Alors que nous arrivons à mi-parcours de cette décennie cruciale, il est impératif de réévaluer le bilan des politiques publiques et des investissements privés pour relever les défis communs en matière de durabilité. Après tout, les plans relatifs au climat et à la biodiversité que les gouvernements doivent mettre en œuvre dans les mois à venir dépendront fortement de leur capacité à mobiliser des capitaux privés. Il est également utile de réfléchir à la manière dont les investisseurs institutionnels peuvent aller de l'avant - y compris avec le soutien de l'IA - sans attendre les régulateurs.
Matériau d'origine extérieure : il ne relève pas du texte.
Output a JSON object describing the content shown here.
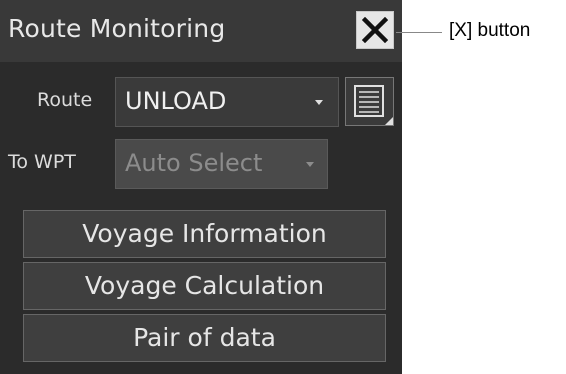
{
  "window": {
    "title": "Route Monitoring"
  },
  "route": {
    "label": "Route",
    "selected": "UNLOAD"
  },
  "to_wpt": {
    "label": "To WPT",
    "selected": "Auto Select"
  },
  "buttons": {
    "voyage_information": "Voyage Information",
    "voyage_calculation": "Voyage Calculation",
    "pair_of_data": "Pair of data"
  },
  "annotation": {
    "close_callout": "[X] button"
  },
  "icons": {
    "close": "close-icon",
    "route_list": "list-icon",
    "dropdown": "chevron-down-icon"
  },
  "colors": {
    "panel_bg": "#2b2b2b",
    "titlebar_bg": "#393939",
    "button_bg": "#3f3f3f",
    "text": "#e6e6e6",
    "disabled_text": "#8c8c8c"
  }
}
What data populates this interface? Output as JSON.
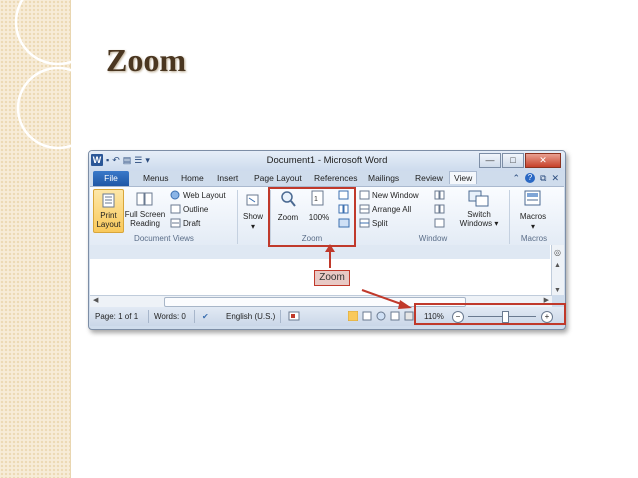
{
  "slide": {
    "title": "Zoom"
  },
  "window": {
    "title": "Document1 - Microsoft Word",
    "controls": {
      "minimize": "—",
      "maximize": "□",
      "close": "✕"
    }
  },
  "qat": {
    "logo": "W",
    "save": "💾",
    "undo": "↶",
    "extra": "▾"
  },
  "tabs": [
    "File",
    "Menus",
    "Home",
    "Insert",
    "Page Layout",
    "References",
    "Mailings",
    "Review",
    "View"
  ],
  "active_tab": "View",
  "ribbon": {
    "document_views": {
      "label": "Document Views",
      "print_layout": "Print\nLayout",
      "full_screen_reading": "Full Screen\nReading",
      "web_layout": "Web Layout",
      "outline": "Outline",
      "draft": "Draft"
    },
    "show": {
      "label": "Show",
      "arrow": "▾"
    },
    "zoom": {
      "label": "Zoom",
      "zoom": "Zoom",
      "hundred": "100%"
    },
    "window": {
      "label": "Window",
      "new_window": "New Window",
      "arrange_all": "Arrange All",
      "split": "Split",
      "switch_windows": "Switch\nWindows ▾"
    },
    "macros": {
      "label": "Macros",
      "macros": "Macros",
      "arrow": "▾"
    }
  },
  "annotation": {
    "label": "Zoom"
  },
  "status": {
    "page": "Page: 1 of 1",
    "words": "Words: 0",
    "language": "English (U.S.)",
    "zoom_percent": "110%",
    "zoom_level": 0.55,
    "minus": "−",
    "plus": "+"
  },
  "colors": {
    "highlight": "#c0392b",
    "accent": "#2b5797"
  }
}
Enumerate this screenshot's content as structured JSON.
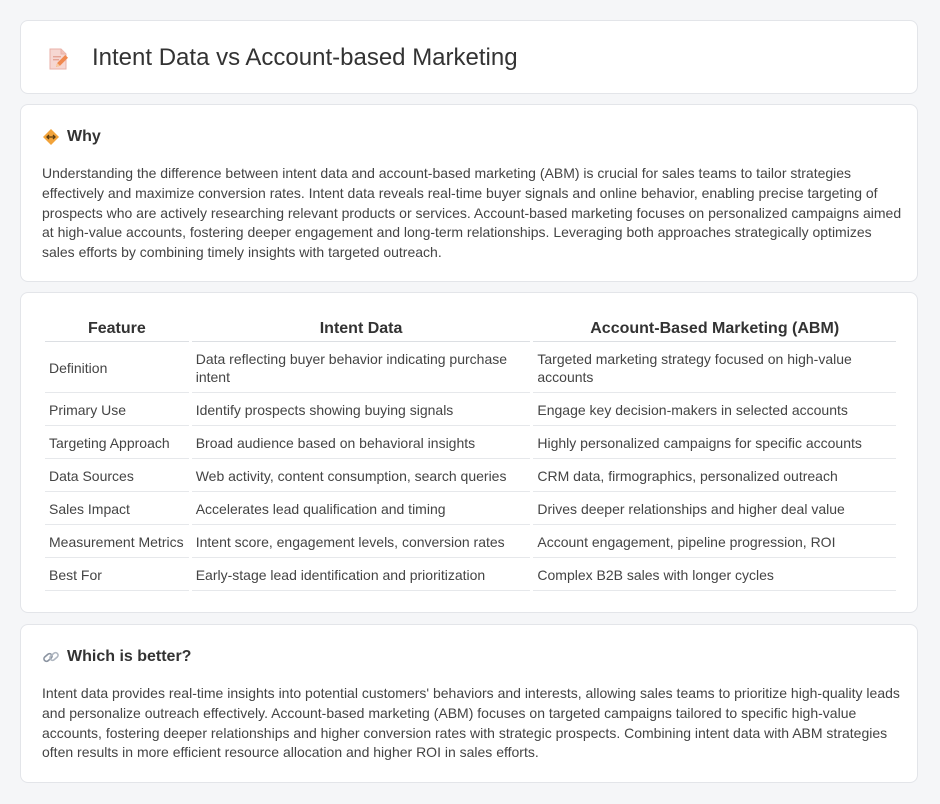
{
  "header": {
    "title": "Intent Data vs Account-based Marketing",
    "icon": "document-pencil-icon"
  },
  "why": {
    "title": "Why",
    "icon": "diamond-arrows-icon",
    "body": "Understanding the difference between intent data and account-based marketing (ABM) is crucial for sales teams to tailor strategies effectively and maximize conversion rates. Intent data reveals real-time buyer signals and online behavior, enabling precise targeting of prospects who are actively researching relevant products or services. Account-based marketing focuses on personalized campaigns aimed at high-value accounts, fostering deeper engagement and long-term relationships. Leveraging both approaches strategically optimizes sales efforts by combining timely insights with targeted outreach."
  },
  "comparison": {
    "headers": [
      "Feature",
      "Intent Data",
      "Account-Based Marketing (ABM)"
    ],
    "rows": [
      [
        "Definition",
        "Data reflecting buyer behavior indicating purchase intent",
        "Targeted marketing strategy focused on high-value accounts"
      ],
      [
        "Primary Use",
        "Identify prospects showing buying signals",
        "Engage key decision-makers in selected accounts"
      ],
      [
        "Targeting Approach",
        "Broad audience based on behavioral insights",
        "Highly personalized campaigns for specific accounts"
      ],
      [
        "Data Sources",
        "Web activity, content consumption, search queries",
        "CRM data, firmographics, personalized outreach"
      ],
      [
        "Sales Impact",
        "Accelerates lead qualification and timing",
        "Drives deeper relationships and higher deal value"
      ],
      [
        "Measurement Metrics",
        "Intent score, engagement levels, conversion rates",
        "Account engagement, pipeline progression, ROI"
      ],
      [
        "Best For",
        "Early-stage lead identification and prioritization",
        "Complex B2B sales with longer cycles"
      ]
    ]
  },
  "better": {
    "title": "Which is better?",
    "icon": "link-icon",
    "body": "Intent data provides real-time insights into potential customers' behaviors and interests, allowing sales teams to prioritize high-quality leads and personalize outreach effectively. Account-based marketing (ABM) focuses on targeted campaigns tailored to specific high-value accounts, fostering deeper relationships and higher conversion rates with strategic prospects. Combining intent data with ABM strategies often results in more efficient resource allocation and higher ROI in sales efforts."
  }
}
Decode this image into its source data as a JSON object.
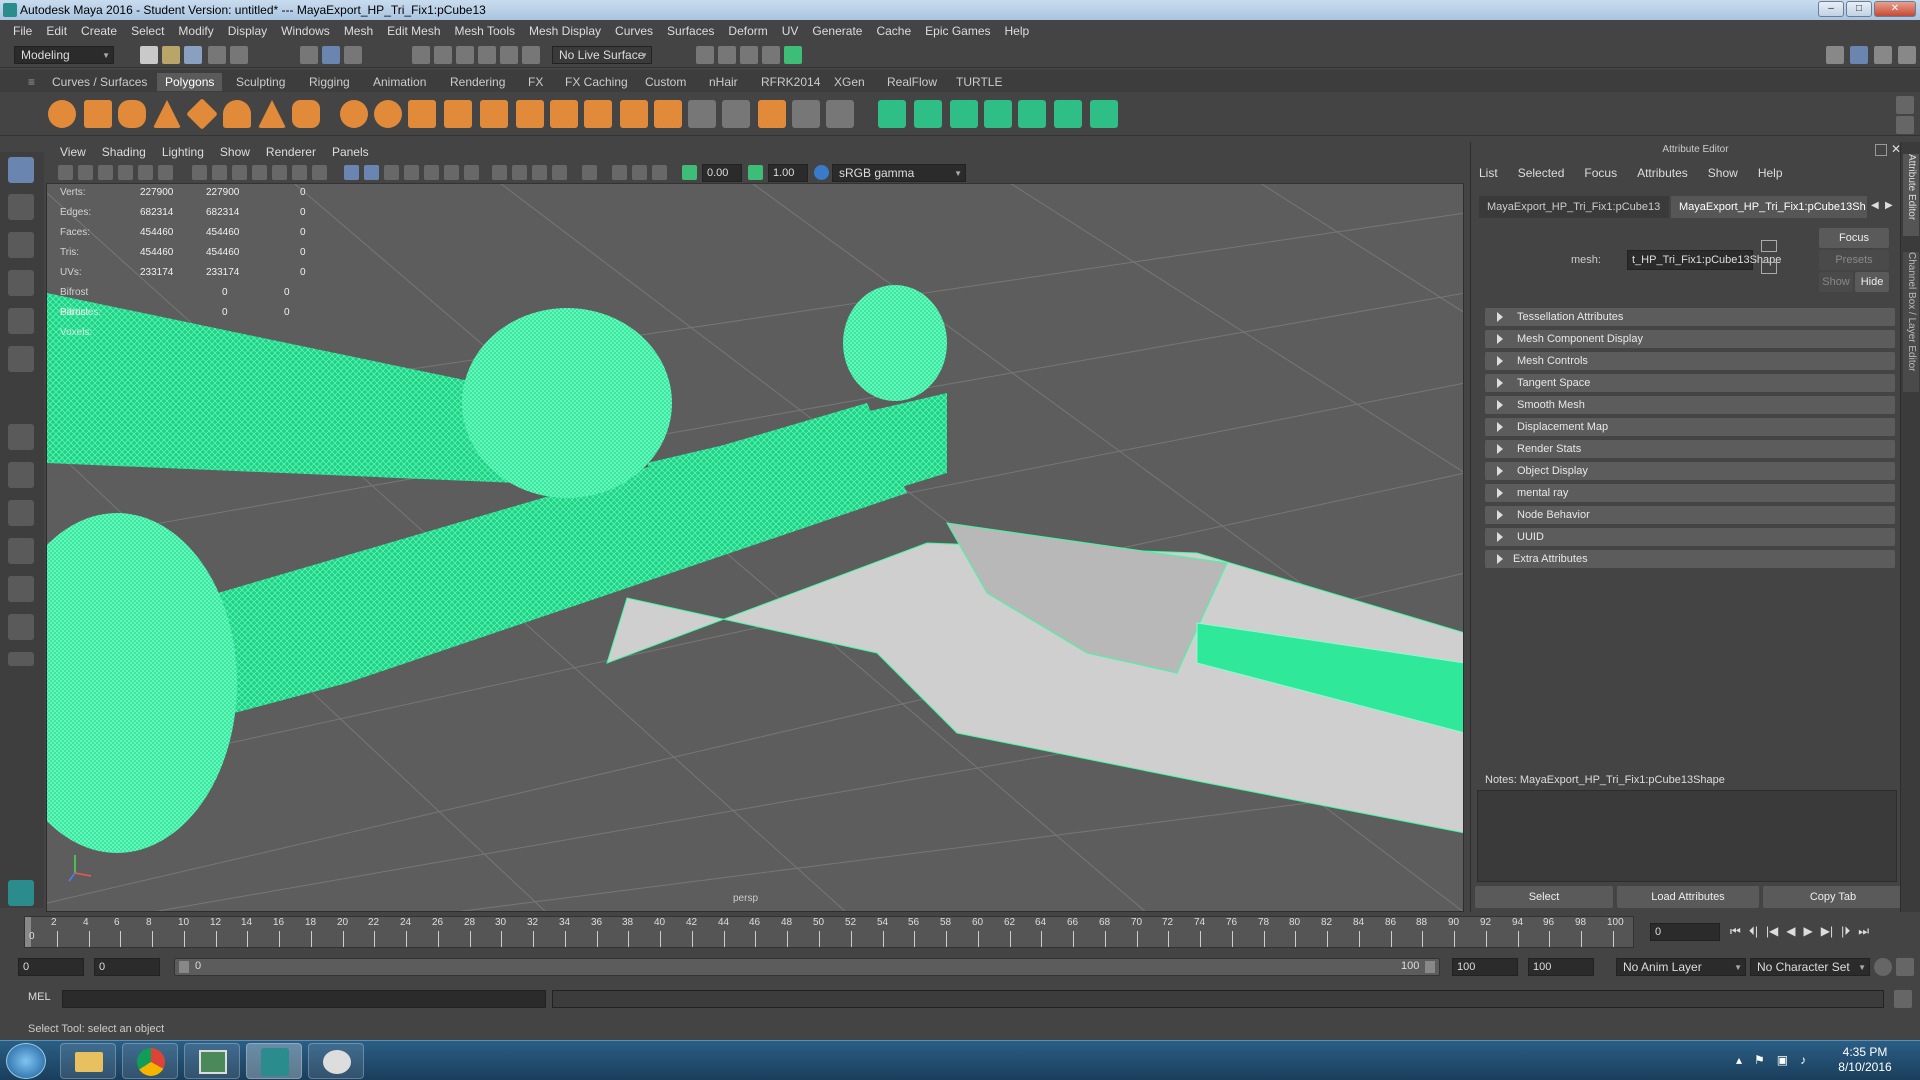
{
  "window": {
    "title": "Autodesk Maya 2016 - Student Version: untitled*   ---   MayaExport_HP_Tri_Fix1:pCube13",
    "minimize": "–",
    "maximize": "□",
    "close": "✕"
  },
  "menubar": [
    "File",
    "Edit",
    "Create",
    "Select",
    "Modify",
    "Display",
    "Windows",
    "Mesh",
    "Edit Mesh",
    "Mesh Tools",
    "Mesh Display",
    "Curves",
    "Surfaces",
    "Deform",
    "UV",
    "Generate",
    "Cache",
    "Epic Games",
    "Help"
  ],
  "statusline": {
    "mode": "Modeling",
    "live_surface": "No Live Surface"
  },
  "shelf_tabs": [
    "Curves / Surfaces",
    "Polygons",
    "Sculpting",
    "Rigging",
    "Animation",
    "Rendering",
    "FX",
    "FX Caching",
    "Custom",
    "nHair",
    "RFRK2014",
    "XGen",
    "RealFlow",
    "TURTLE"
  ],
  "shelf_active": "Polygons",
  "panel_menu": [
    "View",
    "Shading",
    "Lighting",
    "Show",
    "Renderer",
    "Panels"
  ],
  "panel_toolbar": {
    "exposure": "0.00",
    "gamma": "1.00",
    "color_space": "sRGB gamma"
  },
  "hud": [
    {
      "label": "Verts:",
      "a": "227900",
      "b": "227900",
      "c": "0"
    },
    {
      "label": "Edges:",
      "a": "682314",
      "b": "682314",
      "c": "0"
    },
    {
      "label": "Faces:",
      "a": "454460",
      "b": "454460",
      "c": "0"
    },
    {
      "label": "Tris:",
      "a": "454460",
      "b": "454460",
      "c": "0"
    },
    {
      "label": "UVs:",
      "a": "233174",
      "b": "233174",
      "c": "0"
    },
    {
      "label": "Bifrost Particles:",
      "a": "0",
      "b": "0",
      "c": ""
    },
    {
      "label": "Bifrost Voxels:",
      "a": "0",
      "b": "0",
      "c": ""
    }
  ],
  "viewport": {
    "camera_label": "persp",
    "wire_color": "#3dfca0"
  },
  "attribute_editor": {
    "header": "Attribute Editor",
    "menu": [
      "List",
      "Selected",
      "Focus",
      "Attributes",
      "Show",
      "Help"
    ],
    "tabs": [
      "MayaExport_HP_Tri_Fix1:pCube13",
      "MayaExport_HP_Tri_Fix1:pCube13Sh"
    ],
    "mesh_label": "mesh:",
    "mesh_value": "t_HP_Tri_Fix1:pCube13Shape",
    "focus_btn": "Focus",
    "presets_btn": "Presets",
    "show_btn": "Show",
    "hide_btn": "Hide",
    "sections": [
      "Tessellation Attributes",
      "Mesh Component Display",
      "Mesh Controls",
      "Tangent Space",
      "Smooth Mesh",
      "Displacement Map",
      "Render Stats",
      "Object Display",
      "mental ray",
      "Node Behavior",
      "UUID",
      "Extra Attributes"
    ],
    "notes_label": "Notes:  MayaExport_HP_Tri_Fix1:pCube13Shape",
    "buttons": [
      "Select",
      "Load Attributes",
      "Copy Tab"
    ]
  },
  "side_strip": {
    "label1": "Attribute Editor",
    "label2": "Channel Box / Layer Editor"
  },
  "timeline": {
    "ticks": [
      "2",
      "4",
      "6",
      "8",
      "10",
      "12",
      "14",
      "16",
      "18",
      "20",
      "22",
      "24",
      "26",
      "28",
      "30",
      "32",
      "34",
      "36",
      "38",
      "40",
      "42",
      "44",
      "46",
      "48",
      "50",
      "52",
      "54",
      "56",
      "58",
      "60",
      "62",
      "64",
      "66",
      "68",
      "70",
      "72",
      "74",
      "76",
      "78",
      "80",
      "82",
      "84",
      "86",
      "88",
      "90",
      "92",
      "94",
      "96",
      "98",
      "100"
    ],
    "start": "0",
    "current_frame": "0"
  },
  "range": {
    "start": "0",
    "anim_start": "0",
    "slider_start": "0",
    "slider_end": "100",
    "anim_end": "100",
    "end": "100",
    "anim_layer": "No Anim Layer",
    "character_set": "No Character Set"
  },
  "cmdline": {
    "label": "MEL"
  },
  "helpline": "Select Tool: select an object",
  "taskbar": {
    "time": "4:35 PM",
    "date": "8/10/2016"
  }
}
Jusqu'à présent, nous avons observé des approches politiques divergentes. Les États-Unis se sont concentrés sur l'incitation à l'investissement dans les technologies énergétiques propres par le biais de crédits d'impôt, tandis que l'Europe a cherché à canaliser les capitaux vers des activités économiques durables en développant un cadre réglementaire spécifique.
Comme nous le verrons, l'approche européenne, bien qu'ambitieuse et bien intentionnée, présente des lacunes. Elle se heurte à des difficultés pour identifier avec précision les leaders et les retardataires en matière de développement durable grâce aux règles d'information des entreprises et pour créer des instruments d'investissement qui favorisent efficacement les transitions nettes zéro et positives pour la nature dans l'économie réelle.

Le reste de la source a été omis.